La proposition de règlement du Parlement européen et du Conseil COM (2020) 80 final, dite « Loi européenne sur le climat », vise à établir le cadre requis pour parvenir à la neutralité climatique et à modifier le règlement (UE) 2018/19991(*).

Le Sénat a été saisi de cette proposition, qui constitue l'un des engagements importants de la Commission européenne, à la fois au titre des articles 88-6 (contrôle de subsidiarité) et 88-4 de la Constitution.

La proposition de la Commission, qui s'intègre dans le « pacte vert pour l'Europe », précise les modalités concrètes destinées à permettre à l'Union européenne d'atteindre la neutralité carbone à l'horizon 2050.

En se fondant sur les articles 191 et 192 du traité sur le fonctionnement de l'Union européenne, la Commission propose en particulier :

- d'inscrire dans la législation européenne l'objectif de neutralité climatique de l'Union européenne d'ici 2050, objectif qui sera évalué globalement au niveau de l'Union et non pas appliqué pays par pays ;

- de préciser la trajectoire nécessaire pour y parvenir :la Commission se verrait à cet effet confier le soin de réexaminer les politiques et mesures législatives existantes de l'Union afin d'en renforcer la cohérence, au regard de l'objectif de neutralité climatique et de la trajectoire établie ;

- de distinguer dans ce cadre deux périodes :

1. une première période menant jusqu'en 2030, l'objectif de la Commission étant de réexaminer d'ici septembre 2020 l'objectif spécifique de réduction des émissions de gaz à effet de serre de l'Union à l'horizon 2030, en vue de le porter de 40 %2(*) à 50 % voire 55 % par rapport aux niveaux de 1990. Des propositions de modifications législatives en ce sens pourraient alors être proposées en ce sens d'ici le 30 juin 2021 au plus tard ;

2. une seconde période allant de 2030 à 2050, au cours de laquelle la Commission serait habilitée à adopter des actes délégués pour ajuster la trajectoire nécessaire pour atteindre la neutralité climatique à l'horizon 2050. Le point de départ de la trajectoire au cours de cette période serait l'objectif spécifique de l'Union arrêté à l'horizon 2030. La trajectoire serait réexaminée tous les 5 ans.

Le texte reprend les principes définis par l'accord interinstitutionnel du 13 avril 2016 « Mieux légiférer ». Il prévoit ainsi que le pouvoir d'adopter des actes délégués serait confié à la Commission pour une durée indéterminée mais pourrait être révoqué à tout moment par le Parlement européen ou le Conseil.
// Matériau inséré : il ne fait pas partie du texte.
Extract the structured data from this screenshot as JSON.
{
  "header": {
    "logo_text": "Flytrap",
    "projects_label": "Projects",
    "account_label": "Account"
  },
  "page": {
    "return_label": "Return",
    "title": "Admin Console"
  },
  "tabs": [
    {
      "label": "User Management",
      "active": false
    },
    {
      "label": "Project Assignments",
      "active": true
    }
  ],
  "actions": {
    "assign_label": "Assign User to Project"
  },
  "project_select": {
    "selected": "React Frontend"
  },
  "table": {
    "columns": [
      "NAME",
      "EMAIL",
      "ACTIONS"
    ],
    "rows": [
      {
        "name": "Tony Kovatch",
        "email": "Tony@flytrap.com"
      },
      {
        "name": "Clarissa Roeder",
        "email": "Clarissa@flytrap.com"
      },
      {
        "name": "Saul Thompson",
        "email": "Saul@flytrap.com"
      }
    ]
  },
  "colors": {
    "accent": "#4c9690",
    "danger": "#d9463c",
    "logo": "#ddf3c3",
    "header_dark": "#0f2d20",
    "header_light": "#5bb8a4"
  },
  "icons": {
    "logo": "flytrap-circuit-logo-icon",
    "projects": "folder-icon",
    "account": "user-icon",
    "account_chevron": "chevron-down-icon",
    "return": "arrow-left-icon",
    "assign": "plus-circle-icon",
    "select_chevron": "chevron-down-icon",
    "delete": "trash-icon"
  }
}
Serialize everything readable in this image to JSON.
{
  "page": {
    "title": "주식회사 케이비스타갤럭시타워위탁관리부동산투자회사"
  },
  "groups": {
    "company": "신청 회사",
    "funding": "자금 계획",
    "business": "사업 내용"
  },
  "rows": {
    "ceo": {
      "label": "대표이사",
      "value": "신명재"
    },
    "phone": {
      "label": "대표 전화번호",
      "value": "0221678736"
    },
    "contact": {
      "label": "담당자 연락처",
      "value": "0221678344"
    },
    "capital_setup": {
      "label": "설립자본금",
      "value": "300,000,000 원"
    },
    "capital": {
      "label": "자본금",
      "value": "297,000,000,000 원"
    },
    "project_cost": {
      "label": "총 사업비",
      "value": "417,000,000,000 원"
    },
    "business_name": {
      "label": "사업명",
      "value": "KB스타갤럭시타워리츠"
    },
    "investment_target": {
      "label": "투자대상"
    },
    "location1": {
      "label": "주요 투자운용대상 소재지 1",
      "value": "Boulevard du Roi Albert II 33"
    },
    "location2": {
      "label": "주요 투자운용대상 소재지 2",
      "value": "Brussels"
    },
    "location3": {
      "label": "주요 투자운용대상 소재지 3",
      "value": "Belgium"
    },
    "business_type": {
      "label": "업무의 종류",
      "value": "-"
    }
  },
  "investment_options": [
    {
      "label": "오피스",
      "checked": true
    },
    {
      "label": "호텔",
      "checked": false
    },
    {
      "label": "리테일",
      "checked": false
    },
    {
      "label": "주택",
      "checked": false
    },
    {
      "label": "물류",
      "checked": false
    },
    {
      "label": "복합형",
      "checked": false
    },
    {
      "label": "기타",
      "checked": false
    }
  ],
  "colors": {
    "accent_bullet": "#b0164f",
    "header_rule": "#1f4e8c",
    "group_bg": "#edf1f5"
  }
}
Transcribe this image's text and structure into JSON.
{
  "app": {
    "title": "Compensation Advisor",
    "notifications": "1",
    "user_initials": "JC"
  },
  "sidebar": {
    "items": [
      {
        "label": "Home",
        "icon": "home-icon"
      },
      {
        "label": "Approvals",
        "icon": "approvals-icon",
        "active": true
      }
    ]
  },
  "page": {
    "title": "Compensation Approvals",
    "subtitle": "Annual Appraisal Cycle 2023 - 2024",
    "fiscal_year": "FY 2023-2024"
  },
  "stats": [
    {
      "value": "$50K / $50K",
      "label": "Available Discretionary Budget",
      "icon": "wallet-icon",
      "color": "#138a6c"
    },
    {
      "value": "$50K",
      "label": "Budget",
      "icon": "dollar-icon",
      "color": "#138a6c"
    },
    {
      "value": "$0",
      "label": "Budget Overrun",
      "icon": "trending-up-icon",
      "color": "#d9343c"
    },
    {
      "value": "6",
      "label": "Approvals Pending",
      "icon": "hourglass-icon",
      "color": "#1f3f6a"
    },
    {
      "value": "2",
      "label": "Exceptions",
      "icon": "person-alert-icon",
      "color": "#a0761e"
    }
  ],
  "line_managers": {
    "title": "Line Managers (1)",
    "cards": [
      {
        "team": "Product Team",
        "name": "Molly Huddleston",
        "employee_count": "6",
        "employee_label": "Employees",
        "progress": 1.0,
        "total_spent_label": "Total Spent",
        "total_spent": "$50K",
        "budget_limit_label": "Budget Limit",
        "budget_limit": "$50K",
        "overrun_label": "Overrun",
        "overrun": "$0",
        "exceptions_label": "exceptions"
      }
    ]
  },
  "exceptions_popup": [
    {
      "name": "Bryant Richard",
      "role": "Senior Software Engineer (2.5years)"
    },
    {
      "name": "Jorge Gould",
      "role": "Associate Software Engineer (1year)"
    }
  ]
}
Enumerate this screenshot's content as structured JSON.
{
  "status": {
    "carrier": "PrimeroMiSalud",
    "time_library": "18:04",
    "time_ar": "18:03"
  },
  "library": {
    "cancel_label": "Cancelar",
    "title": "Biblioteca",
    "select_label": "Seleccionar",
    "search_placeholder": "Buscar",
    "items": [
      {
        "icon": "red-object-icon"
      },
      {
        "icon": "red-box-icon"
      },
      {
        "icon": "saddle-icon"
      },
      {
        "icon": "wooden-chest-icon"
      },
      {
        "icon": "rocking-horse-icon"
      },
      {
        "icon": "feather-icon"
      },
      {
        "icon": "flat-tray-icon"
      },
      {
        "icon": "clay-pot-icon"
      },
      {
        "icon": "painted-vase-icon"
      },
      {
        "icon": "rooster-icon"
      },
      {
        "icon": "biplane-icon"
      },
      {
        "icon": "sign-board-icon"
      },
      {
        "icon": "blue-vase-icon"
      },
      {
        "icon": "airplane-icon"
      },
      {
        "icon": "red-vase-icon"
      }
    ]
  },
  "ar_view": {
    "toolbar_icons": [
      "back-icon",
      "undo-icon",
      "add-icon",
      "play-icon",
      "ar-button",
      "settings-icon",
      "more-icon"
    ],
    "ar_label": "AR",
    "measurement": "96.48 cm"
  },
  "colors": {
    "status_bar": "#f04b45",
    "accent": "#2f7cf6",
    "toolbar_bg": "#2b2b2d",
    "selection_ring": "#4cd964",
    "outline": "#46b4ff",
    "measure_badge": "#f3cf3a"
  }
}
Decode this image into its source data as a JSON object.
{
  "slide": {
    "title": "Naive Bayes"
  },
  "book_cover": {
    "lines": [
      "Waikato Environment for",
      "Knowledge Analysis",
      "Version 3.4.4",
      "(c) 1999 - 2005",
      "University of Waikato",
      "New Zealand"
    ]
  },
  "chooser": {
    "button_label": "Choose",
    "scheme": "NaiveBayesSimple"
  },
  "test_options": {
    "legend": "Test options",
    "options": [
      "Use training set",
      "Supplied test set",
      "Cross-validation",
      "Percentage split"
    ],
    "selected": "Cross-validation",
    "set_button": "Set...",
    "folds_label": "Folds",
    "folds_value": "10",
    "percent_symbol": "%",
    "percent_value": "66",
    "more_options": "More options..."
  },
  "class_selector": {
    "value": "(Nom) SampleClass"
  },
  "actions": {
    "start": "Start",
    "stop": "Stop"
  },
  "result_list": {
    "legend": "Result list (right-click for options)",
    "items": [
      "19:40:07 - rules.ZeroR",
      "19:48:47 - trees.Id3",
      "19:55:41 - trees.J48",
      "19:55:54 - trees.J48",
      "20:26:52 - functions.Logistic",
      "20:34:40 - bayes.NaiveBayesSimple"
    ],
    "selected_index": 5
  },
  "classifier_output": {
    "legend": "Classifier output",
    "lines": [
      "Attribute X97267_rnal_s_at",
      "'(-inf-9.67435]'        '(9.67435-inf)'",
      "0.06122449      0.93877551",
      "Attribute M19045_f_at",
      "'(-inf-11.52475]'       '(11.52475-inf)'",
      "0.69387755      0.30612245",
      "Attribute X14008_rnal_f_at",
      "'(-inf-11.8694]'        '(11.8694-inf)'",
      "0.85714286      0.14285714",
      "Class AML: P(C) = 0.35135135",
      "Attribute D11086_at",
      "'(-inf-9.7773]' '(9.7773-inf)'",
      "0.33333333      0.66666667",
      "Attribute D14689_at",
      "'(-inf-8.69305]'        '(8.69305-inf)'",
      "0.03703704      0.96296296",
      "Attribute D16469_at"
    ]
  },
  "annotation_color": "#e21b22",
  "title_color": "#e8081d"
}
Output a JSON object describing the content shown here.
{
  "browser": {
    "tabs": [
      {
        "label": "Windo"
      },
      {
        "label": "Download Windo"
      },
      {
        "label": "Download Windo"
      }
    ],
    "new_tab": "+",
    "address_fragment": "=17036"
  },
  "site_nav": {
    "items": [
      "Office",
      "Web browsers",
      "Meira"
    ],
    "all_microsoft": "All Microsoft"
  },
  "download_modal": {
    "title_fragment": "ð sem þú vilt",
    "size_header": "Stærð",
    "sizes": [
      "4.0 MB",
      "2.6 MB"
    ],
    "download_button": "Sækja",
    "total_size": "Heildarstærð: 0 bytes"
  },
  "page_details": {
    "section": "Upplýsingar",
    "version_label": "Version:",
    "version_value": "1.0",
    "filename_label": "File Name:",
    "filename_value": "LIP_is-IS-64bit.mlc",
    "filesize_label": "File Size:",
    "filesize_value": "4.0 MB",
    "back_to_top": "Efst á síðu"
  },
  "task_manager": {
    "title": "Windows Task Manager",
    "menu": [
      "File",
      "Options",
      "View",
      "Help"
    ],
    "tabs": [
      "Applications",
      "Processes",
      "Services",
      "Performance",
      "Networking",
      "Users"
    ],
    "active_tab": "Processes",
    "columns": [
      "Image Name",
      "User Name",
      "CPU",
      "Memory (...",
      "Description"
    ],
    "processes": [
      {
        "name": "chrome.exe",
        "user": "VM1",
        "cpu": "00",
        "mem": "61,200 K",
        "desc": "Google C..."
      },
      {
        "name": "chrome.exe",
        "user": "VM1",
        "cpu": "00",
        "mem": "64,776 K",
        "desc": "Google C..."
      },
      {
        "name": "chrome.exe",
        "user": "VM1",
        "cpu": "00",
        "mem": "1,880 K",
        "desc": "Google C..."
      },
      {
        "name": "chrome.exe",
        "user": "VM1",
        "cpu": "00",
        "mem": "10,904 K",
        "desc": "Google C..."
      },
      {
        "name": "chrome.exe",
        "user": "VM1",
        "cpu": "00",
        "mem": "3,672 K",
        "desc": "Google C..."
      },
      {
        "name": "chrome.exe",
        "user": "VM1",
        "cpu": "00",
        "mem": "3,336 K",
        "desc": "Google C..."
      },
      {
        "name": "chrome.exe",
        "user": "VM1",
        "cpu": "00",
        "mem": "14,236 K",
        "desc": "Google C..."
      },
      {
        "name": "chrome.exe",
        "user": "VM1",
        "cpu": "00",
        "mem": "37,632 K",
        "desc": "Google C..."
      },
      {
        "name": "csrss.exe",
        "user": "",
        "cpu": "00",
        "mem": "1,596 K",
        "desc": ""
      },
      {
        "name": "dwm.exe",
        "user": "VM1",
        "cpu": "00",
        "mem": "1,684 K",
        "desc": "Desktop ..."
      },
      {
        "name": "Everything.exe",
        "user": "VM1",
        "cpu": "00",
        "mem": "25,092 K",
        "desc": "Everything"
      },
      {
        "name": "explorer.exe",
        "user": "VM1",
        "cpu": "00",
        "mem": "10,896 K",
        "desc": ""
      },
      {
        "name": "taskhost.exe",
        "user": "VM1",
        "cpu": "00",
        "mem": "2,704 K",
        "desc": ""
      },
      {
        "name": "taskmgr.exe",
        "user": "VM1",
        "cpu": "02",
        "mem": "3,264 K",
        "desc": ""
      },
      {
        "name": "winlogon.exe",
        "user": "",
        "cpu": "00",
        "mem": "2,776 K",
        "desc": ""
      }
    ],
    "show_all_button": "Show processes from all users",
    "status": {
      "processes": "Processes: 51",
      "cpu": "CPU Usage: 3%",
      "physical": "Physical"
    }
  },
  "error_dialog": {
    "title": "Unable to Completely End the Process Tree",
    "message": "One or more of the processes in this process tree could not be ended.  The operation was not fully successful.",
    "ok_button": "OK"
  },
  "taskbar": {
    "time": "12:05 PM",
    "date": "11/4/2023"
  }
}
Ces derniersrecevraient une notification de chaque acte délégué adopté par la Commission et pourraient formuler des objections dans un délai de deux mois (éventuellement prolongé de deux mois). Les experts désignés par les États membres seraient consultés avant l'adoption de tout acte délégué ;

- enfin, la Commission propose par ce texte d'améliorer la capacité d'adaptation de l'Union, de renforcer sa résilience et de réduire sa vulnérabilité au changement climatique, tâches incombant à la fois aux institutions compétentes de l'Union et aux États membres.

La possibilité de confier à la Commission le soin de recourir à des actes délégués pour une période somme toute assez lointaine est problématique : cela débuterait dans 10 ans, soit le mandat de deux commissions, pour finir dans 30 ans... Cela semble justifier un examen par la commission des affaires européennes, qui avait publié, en 2018, un rapport d'information critique sur cette procédure3(*).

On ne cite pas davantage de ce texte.